Kartikeya Badola


2022

pdf
PARE: A Simple and Strong Baseline for Monolingual and Multilingual Distantly Supervised Relation Extraction
Vipul Rathore | Kartikeya Badola | Parag Singla | Mausam .
Proceedings of the 60th Annual Meeting of the Association for Computational Linguistics (Volume 2: Short Papers)

Neural models for distantly supervised relation extraction (DS-RE) encode each sentence in an entity-pair bag separately. These are then aggregated for bag-level relation prediction. Since, at encoding time, these approaches do not allow information to flow from other sentences in the bag, we believe that they do not utilize the available bag data to the fullest. In response, we explore a simple baseline approach (PARE) in which all sentences of a bag are concatenated into a passage of sentences, and encoded jointly using BERT. The contextual embeddings of tokens are aggregated using attention with the candidate relation as query – this summary of whole passage predicts the candidate relation. We find that our simple baseline solution outperforms existing state-of-the-art DS-RE models in both monolingual and multilingual DS-RE datasets.

pdf
DiS-ReX: A Multilingual Dataset for Distantly Supervised Relation Extraction
Abhyuday Bhartiya | Kartikeya Badola | Mausam .
Proceedings of the 60th Annual Meeting of the Association for Computational Linguistics (Volume 2: Short Papers)

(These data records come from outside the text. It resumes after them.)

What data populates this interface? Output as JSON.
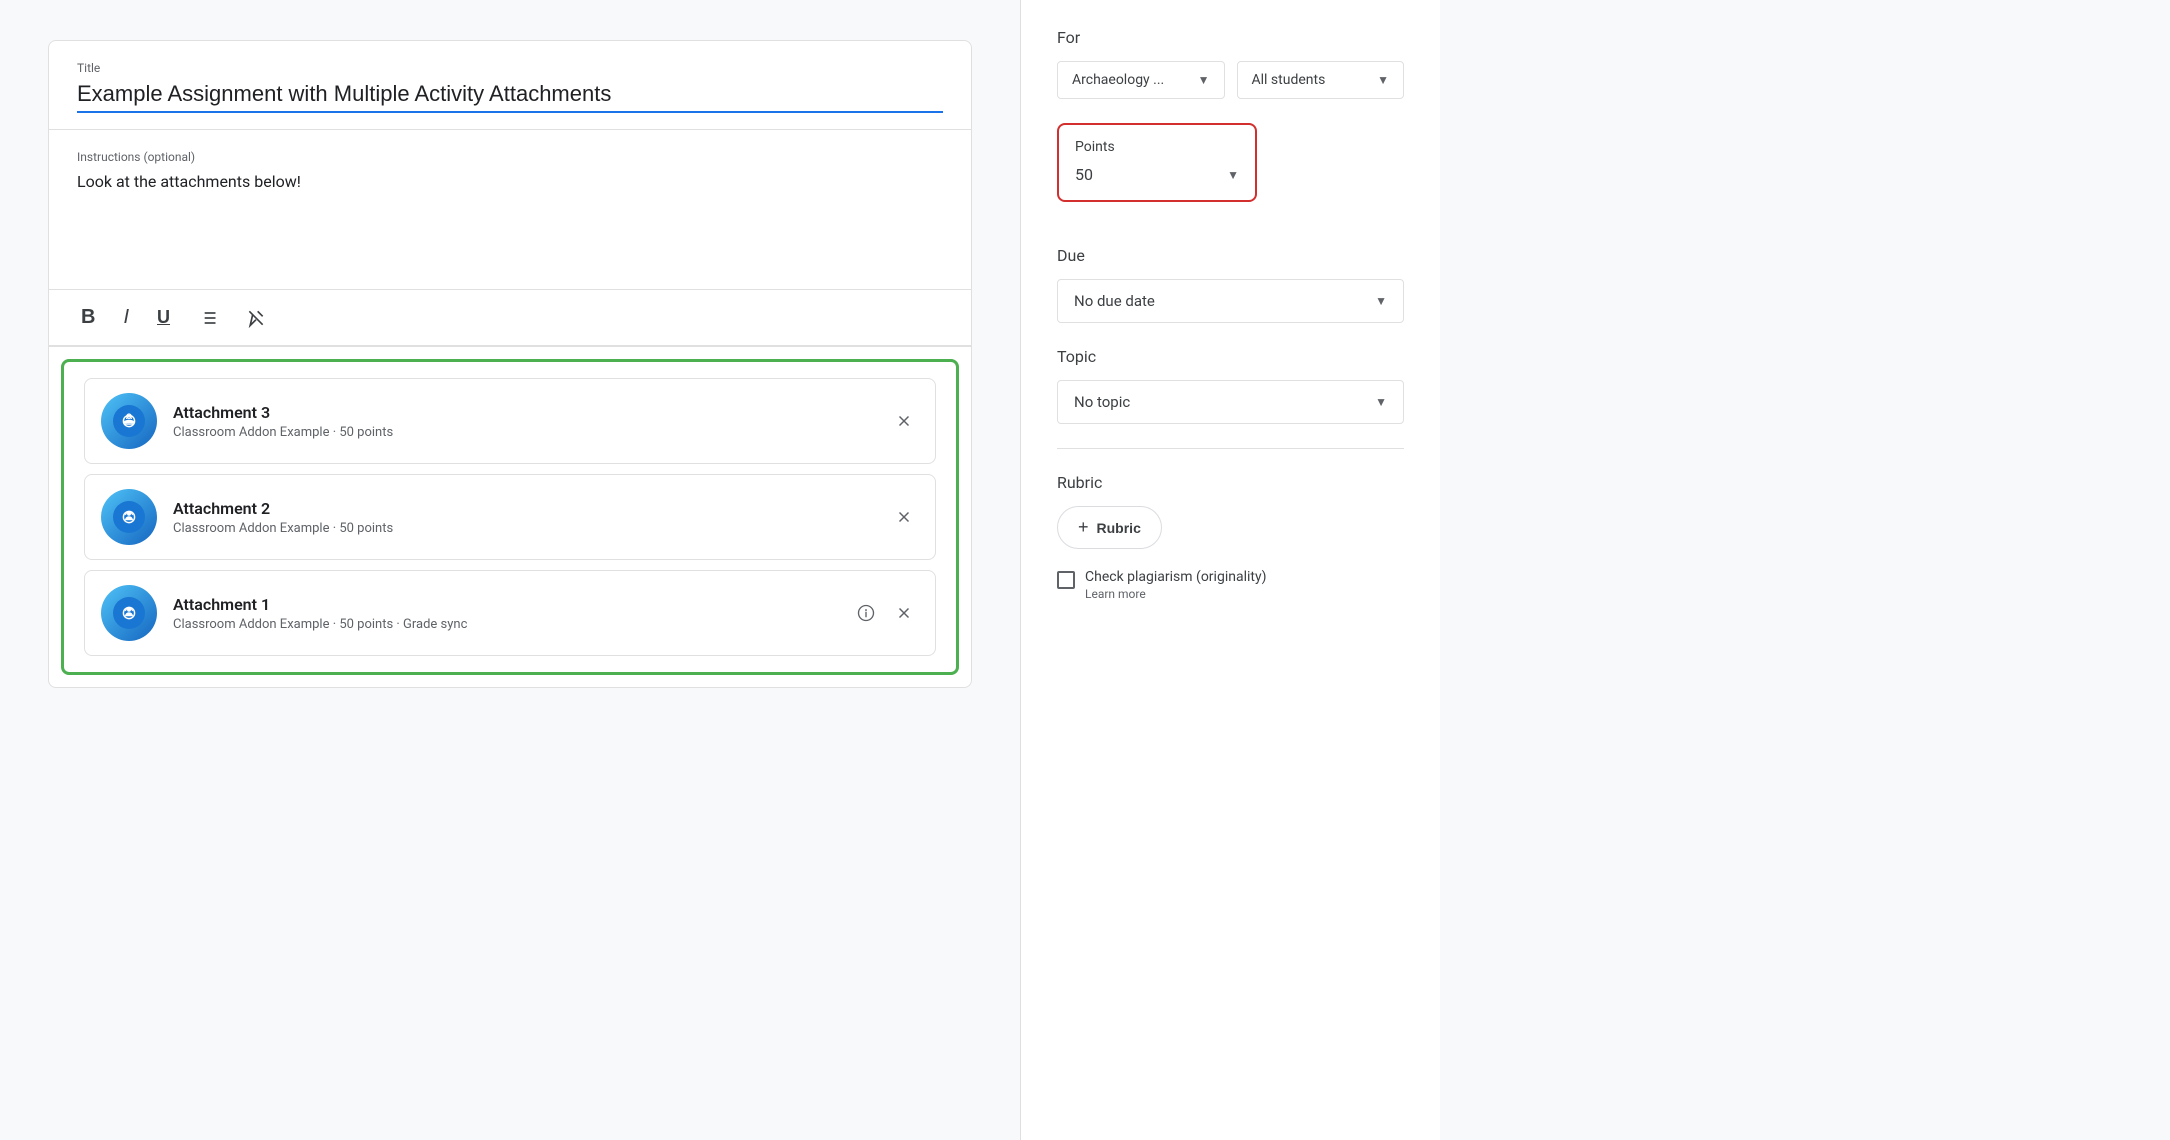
{
  "main": {
    "title_label": "Title",
    "title_value": "Example Assignment with Multiple Activity Attachments",
    "instructions_label": "Instructions (optional)",
    "instructions_value": "Look at the attachments below!",
    "toolbar": {
      "bold": "B",
      "italic": "I",
      "underline": "U"
    },
    "attachments": [
      {
        "name": "Attachment 3",
        "meta": "Classroom Addon Example · 50 points",
        "has_info": false
      },
      {
        "name": "Attachment 2",
        "meta": "Classroom Addon Example · 50 points",
        "has_info": false
      },
      {
        "name": "Attachment 1",
        "meta": "Classroom Addon Example · 50 points · Grade sync",
        "has_info": true
      }
    ]
  },
  "sidebar": {
    "for_label": "For",
    "class_value": "Archaeology ...",
    "students_value": "All students",
    "points_label": "Points",
    "points_value": "50",
    "due_label": "Due",
    "due_value": "No due date",
    "topic_label": "Topic",
    "topic_value": "No topic",
    "rubric_label": "Rubric",
    "rubric_btn_label": "Rubric",
    "plagiarism_label": "Check plagiarism (originality)",
    "learn_more": "Learn more"
  }
}
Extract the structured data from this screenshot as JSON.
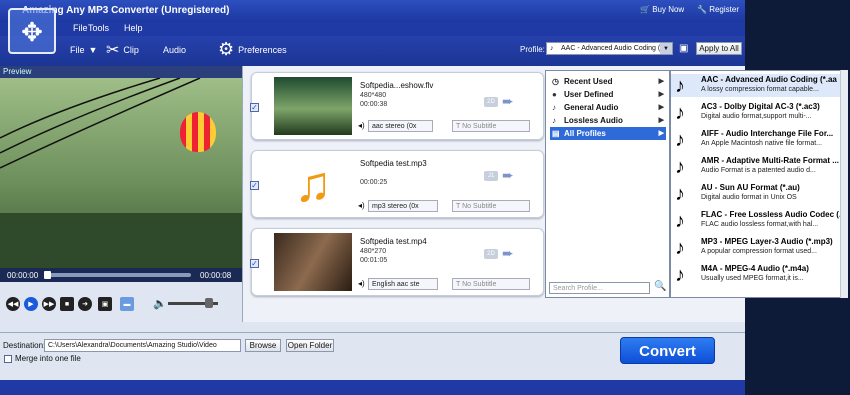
{
  "window": {
    "title": "Amazing Any MP3 Converter (Unregistered)"
  },
  "titlebar": {
    "buy_now": "Buy Now",
    "register": "Register"
  },
  "menu": {
    "items": [
      "File",
      "Tools",
      "Help"
    ]
  },
  "toolbar": {
    "add_file": "File",
    "clip": "Clip",
    "audio": "Audio",
    "preferences": "Preferences",
    "profile_label": "Profile:",
    "profile_value": "AAC - Advanced Audio Coding (*.aa",
    "apply_all": "Apply to All"
  },
  "preview": {
    "label": "Preview",
    "time_start": "00:00:00",
    "time_end": "00:00:08"
  },
  "files": [
    {
      "name": "Softpedia...eshow.flv",
      "res": "480*480",
      "dur": "00:00:38",
      "audio": "aac stereo (0x",
      "subtitle": "No Subtitle",
      "badge": "2D"
    },
    {
      "name": "Softpedia test.mp3",
      "res": "",
      "dur": "00:00:25",
      "audio": "mp3 stereo (0x",
      "subtitle": "No Subtitle",
      "badge": "J1"
    },
    {
      "name": "Softpedia test.mp4",
      "res": "480*270",
      "dur": "00:01:05",
      "audio": "English aac ste",
      "subtitle": "No Subtitle",
      "badge": "2D"
    }
  ],
  "categories": [
    "Recent Used",
    "User Defined",
    "General Audio",
    "Lossless Audio",
    "All Profiles"
  ],
  "search": {
    "placeholder": "Search Profile..."
  },
  "formats": [
    {
      "title": "AAC - Advanced Audio Coding (*.aa",
      "desc": "A lossy compression format capable..."
    },
    {
      "title": "AC3 - Dolby Digital AC-3 (*.ac3)",
      "desc": "Digital audio format,support multi-..."
    },
    {
      "title": "AIFF - Audio Interchange File For...",
      "desc": "An Apple Macintosh native file format..."
    },
    {
      "title": "AMR - Adaptive Multi-Rate Format ...",
      "desc": "Audio Format is a patented audio d..."
    },
    {
      "title": "AU - Sun AU Format (*.au)",
      "desc": "Digital audio format in Unix OS"
    },
    {
      "title": "FLAC - Free Lossless Audio Codec (...",
      "desc": "FLAC audio lossless format,with hal..."
    },
    {
      "title": "MP3 - MPEG Layer-3 Audio (*.mp3)",
      "desc": "A popular compression format used..."
    },
    {
      "title": "M4A - MPEG-4 Audio (*.m4a)",
      "desc": "Usually used MPEG format,it is..."
    }
  ],
  "bottom": {
    "destination_label": "Destination:",
    "destination_value": "C:\\Users\\Alexandra\\Documents\\Amazing Studio\\Video",
    "browse": "Browse",
    "open_folder": "Open Folder",
    "merge_label": "Merge into one file",
    "convert": "Convert"
  },
  "colors": {
    "title_bar": "#1d38a0",
    "convert_button": "#0e4fd8"
  }
}
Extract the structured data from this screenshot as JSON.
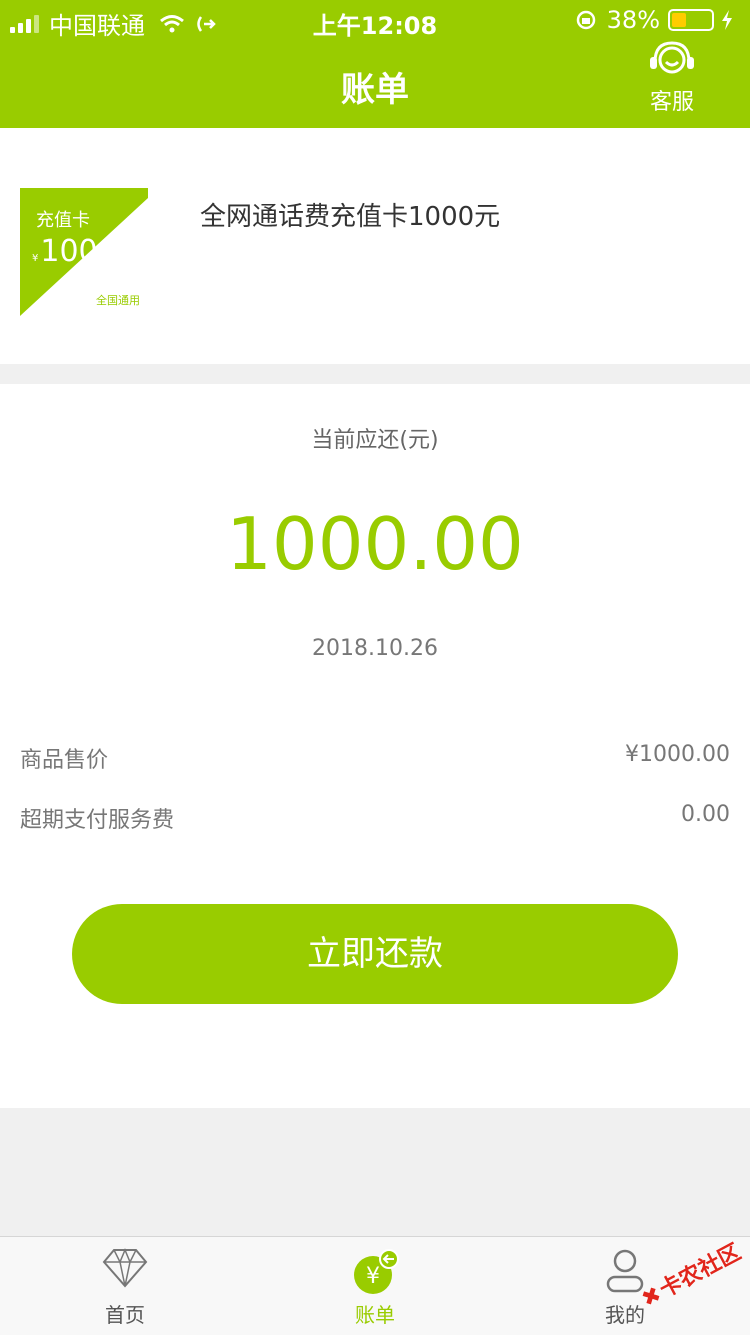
{
  "status_bar": {
    "carrier": "中国联通",
    "time": "上午12:08",
    "battery": "38%",
    "battery_level": 0.38
  },
  "header": {
    "title": "账单",
    "customer_service_label": "客服"
  },
  "product": {
    "card_title": "充值卡",
    "card_currency": "¥",
    "card_amount": "1000",
    "card_scope": "全国通用",
    "name": "全网通话费充值卡1000元"
  },
  "bill": {
    "due_label": "当前应还(元)",
    "amount": "1000.00",
    "date": "2018.10.26",
    "rows": [
      {
        "label": "商品售价",
        "value": "¥1000.00"
      },
      {
        "label": "超期支付服务费",
        "value": "0.00"
      }
    ],
    "pay_button": "立即还款"
  },
  "tabbar": {
    "tabs": [
      {
        "label": "首页",
        "icon": "diamond-icon"
      },
      {
        "label": "账单",
        "icon": "yuan-bill-icon",
        "active": true
      },
      {
        "label": "我的",
        "icon": "user-icon"
      }
    ]
  },
  "watermark": {
    "text": "卡农社区"
  },
  "colors": {
    "accent": "#99cc00",
    "background": "#f0f0f0"
  }
}
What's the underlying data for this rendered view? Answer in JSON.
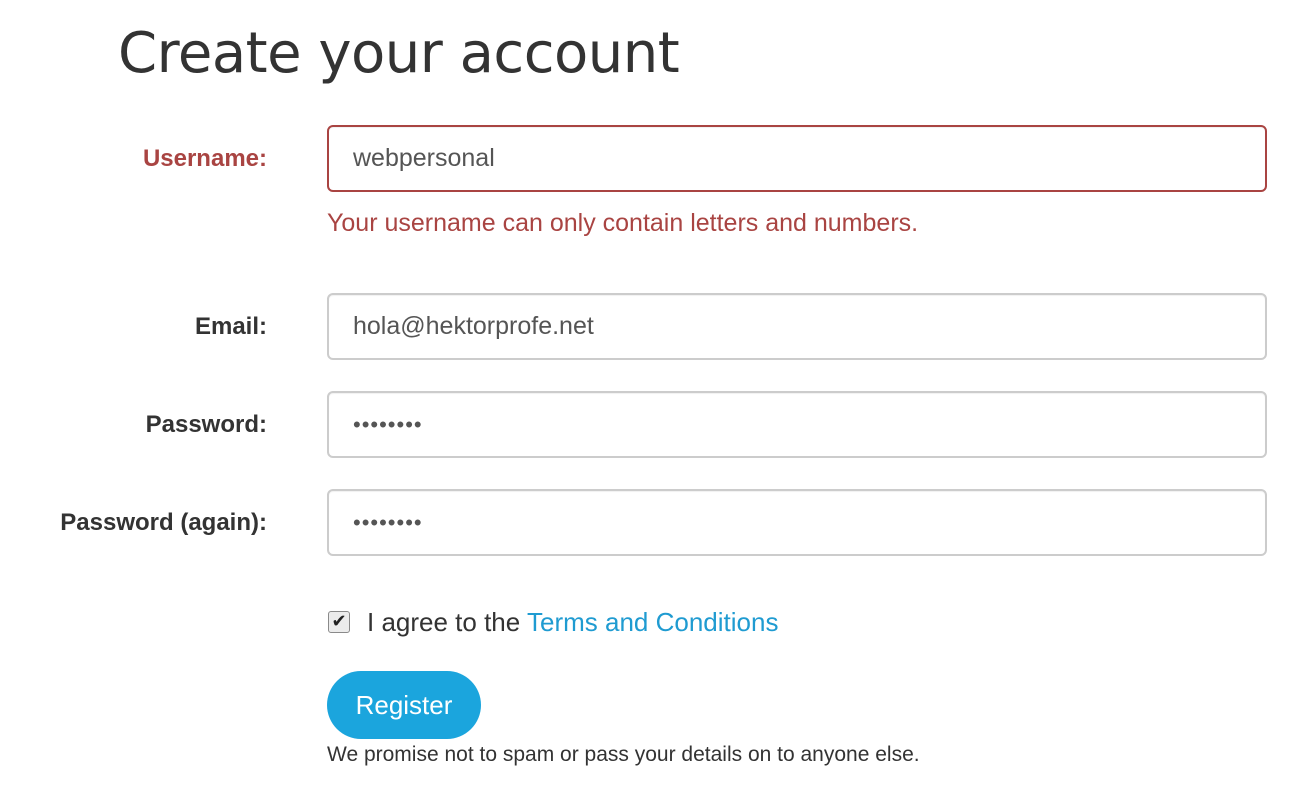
{
  "page": {
    "title": "Create your account"
  },
  "form": {
    "username": {
      "label": "Username:",
      "value": "webpersonal",
      "error": "Your username can only contain letters and numbers."
    },
    "email": {
      "label": "Email:",
      "value": "hola@hektorprofe.net"
    },
    "password": {
      "label": "Password:",
      "value": "••••••••"
    },
    "password_again": {
      "label": "Password (again):",
      "value": "••••••••"
    },
    "terms": {
      "checked": true,
      "check_mark": "✔",
      "prefix": "I agree to the ",
      "link_text": "Terms and Conditions"
    },
    "register_label": "Register",
    "disclaimer": "We promise not to spam or pass your details on to anyone else."
  },
  "colors": {
    "error": "#a94442",
    "link": "#1f9bd1",
    "button": "#1ba5dd",
    "input_border": "#cccccc"
  }
}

Our goal is to study the novel task of distant supervision for multilingual relation extraction (Multi DS-RE). Research in Multi DS-RE has remained limited due to the absence of a reliable benchmarking dataset. The only available dataset for this task, RELX-Distant (Köksal and Özgür, 2020), displays several unrealistic characteristics, leading to a systematic overestimation of model performance. To alleviate these concerns, we release a new benchmark dataset for the task, named DiS-ReX. We also modify the widely-used bag attention models using an mBERT encoder and provide the first baseline results on the proposed task. We show that DiS-ReX serves as a more challenging dataset than RELX-Distant, leaving ample room for future research in this domain.